The Supreme Court held that 'acting maliciously' required an element of spite, ill-will or the like. However, under the circumstances of the case, the smugglers' acts were not aimed at the detention of or any loss or damage to the Vessel. To the contrary, smugglers obviously hoped that the drugs would not be discovered by the authorities and that the vessel would not be detained. It was for this reason that the Court held that the vessel's detention fell outside the scope of clause 1.5.

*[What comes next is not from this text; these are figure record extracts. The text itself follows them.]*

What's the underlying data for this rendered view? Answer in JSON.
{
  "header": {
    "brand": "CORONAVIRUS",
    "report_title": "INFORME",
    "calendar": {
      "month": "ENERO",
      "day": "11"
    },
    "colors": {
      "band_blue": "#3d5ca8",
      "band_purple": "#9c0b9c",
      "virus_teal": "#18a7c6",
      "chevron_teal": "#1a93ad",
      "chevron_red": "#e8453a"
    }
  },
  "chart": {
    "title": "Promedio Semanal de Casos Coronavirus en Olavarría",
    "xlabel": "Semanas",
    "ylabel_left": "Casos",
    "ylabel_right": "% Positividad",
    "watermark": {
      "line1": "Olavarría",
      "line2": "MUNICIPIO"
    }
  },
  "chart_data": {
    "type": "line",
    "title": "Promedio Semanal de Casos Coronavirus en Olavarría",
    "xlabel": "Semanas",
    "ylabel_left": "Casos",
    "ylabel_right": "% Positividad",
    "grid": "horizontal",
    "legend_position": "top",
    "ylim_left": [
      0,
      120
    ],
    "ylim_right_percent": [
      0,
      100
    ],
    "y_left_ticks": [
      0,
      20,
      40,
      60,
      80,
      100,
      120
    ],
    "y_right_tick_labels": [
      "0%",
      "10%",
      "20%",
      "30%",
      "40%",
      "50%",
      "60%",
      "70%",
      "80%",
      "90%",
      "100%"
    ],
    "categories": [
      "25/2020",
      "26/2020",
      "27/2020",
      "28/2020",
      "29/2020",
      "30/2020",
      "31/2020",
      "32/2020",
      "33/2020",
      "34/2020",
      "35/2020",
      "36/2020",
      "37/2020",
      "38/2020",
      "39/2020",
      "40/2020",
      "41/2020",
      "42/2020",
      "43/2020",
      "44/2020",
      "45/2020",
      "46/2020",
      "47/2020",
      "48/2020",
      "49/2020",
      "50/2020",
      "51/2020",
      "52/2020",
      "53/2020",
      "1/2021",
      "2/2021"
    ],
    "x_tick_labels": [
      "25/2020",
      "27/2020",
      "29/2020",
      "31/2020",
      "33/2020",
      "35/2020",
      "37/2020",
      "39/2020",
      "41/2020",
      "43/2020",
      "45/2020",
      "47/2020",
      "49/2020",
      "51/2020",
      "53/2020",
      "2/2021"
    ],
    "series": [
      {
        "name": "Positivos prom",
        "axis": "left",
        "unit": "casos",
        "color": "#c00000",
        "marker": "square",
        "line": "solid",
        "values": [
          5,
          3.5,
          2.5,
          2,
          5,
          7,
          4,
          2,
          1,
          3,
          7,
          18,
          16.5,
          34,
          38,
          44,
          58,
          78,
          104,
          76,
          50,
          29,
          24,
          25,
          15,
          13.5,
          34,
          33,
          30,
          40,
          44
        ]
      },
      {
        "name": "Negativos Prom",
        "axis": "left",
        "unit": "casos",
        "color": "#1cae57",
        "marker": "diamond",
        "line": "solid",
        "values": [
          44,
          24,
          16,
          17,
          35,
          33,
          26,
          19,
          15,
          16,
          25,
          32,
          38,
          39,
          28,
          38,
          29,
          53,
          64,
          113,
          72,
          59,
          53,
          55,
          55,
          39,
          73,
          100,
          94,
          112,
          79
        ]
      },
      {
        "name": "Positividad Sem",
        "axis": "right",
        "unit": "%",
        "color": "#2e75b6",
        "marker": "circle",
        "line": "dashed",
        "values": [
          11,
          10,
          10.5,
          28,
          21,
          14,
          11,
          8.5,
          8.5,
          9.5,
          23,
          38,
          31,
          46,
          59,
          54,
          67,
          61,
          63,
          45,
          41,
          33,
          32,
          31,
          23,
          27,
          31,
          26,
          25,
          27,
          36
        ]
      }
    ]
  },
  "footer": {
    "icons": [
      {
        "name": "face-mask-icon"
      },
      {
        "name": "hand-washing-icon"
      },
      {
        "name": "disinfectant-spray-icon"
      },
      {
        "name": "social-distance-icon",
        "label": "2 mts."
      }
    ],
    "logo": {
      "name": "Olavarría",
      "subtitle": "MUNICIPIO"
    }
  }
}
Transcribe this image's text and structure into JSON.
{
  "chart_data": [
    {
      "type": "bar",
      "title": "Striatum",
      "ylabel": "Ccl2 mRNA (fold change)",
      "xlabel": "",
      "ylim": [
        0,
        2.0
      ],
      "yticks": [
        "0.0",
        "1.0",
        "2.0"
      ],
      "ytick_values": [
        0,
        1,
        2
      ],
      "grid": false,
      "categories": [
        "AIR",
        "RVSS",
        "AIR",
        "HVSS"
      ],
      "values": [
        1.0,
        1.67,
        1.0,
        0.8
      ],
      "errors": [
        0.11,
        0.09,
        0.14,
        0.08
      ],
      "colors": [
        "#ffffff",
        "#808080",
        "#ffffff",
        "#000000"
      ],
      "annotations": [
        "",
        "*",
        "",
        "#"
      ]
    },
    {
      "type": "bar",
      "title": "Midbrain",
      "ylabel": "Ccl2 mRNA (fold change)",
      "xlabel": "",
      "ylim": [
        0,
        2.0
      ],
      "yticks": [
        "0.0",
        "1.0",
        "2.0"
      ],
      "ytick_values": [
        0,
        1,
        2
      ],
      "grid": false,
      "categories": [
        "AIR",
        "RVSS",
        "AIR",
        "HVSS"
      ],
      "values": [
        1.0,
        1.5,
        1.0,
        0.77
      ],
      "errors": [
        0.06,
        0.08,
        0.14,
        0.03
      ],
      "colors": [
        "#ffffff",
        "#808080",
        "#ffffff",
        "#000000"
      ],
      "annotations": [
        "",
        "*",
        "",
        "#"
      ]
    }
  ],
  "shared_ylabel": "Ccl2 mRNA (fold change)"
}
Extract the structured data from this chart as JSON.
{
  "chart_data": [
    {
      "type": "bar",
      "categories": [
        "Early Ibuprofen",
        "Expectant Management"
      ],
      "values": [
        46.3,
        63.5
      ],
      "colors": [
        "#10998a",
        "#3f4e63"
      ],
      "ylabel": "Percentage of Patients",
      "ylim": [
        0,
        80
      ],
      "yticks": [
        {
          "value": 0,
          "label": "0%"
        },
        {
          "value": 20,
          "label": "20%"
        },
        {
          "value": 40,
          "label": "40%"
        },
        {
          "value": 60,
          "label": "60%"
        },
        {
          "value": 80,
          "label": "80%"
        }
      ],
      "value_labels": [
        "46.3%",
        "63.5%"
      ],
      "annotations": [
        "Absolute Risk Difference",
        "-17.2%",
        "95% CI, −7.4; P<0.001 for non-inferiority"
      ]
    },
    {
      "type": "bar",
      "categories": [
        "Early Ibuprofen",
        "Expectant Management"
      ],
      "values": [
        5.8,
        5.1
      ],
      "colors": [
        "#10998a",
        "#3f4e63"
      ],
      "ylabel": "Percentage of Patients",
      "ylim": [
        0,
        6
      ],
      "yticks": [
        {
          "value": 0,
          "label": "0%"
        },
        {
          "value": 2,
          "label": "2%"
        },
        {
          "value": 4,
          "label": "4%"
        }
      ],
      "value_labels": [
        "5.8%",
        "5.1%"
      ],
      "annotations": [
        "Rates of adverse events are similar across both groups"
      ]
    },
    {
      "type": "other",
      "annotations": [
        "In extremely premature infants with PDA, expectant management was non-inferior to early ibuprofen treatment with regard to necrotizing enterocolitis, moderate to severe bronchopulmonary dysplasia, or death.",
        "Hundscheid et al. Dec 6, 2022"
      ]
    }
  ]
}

The Supreme Court went on to address whether owners would have been covered by the war policy had the smugglers' actions been deemed to have fallen within the scope of clause 1.5. Their Lordships held, albeit obiter, that in such case the loss would have been excluded by Clause 4.1.5 of the war policy as it arose, at least concurrently, from "…. detainment .… by reason of infringement of any customs or trading regulations …. ", confirming the standard English law position that where a loss is caused by an insured peril as well as an excluded one, the exclusion takes precedence, meaning that the policy does not cover that loss.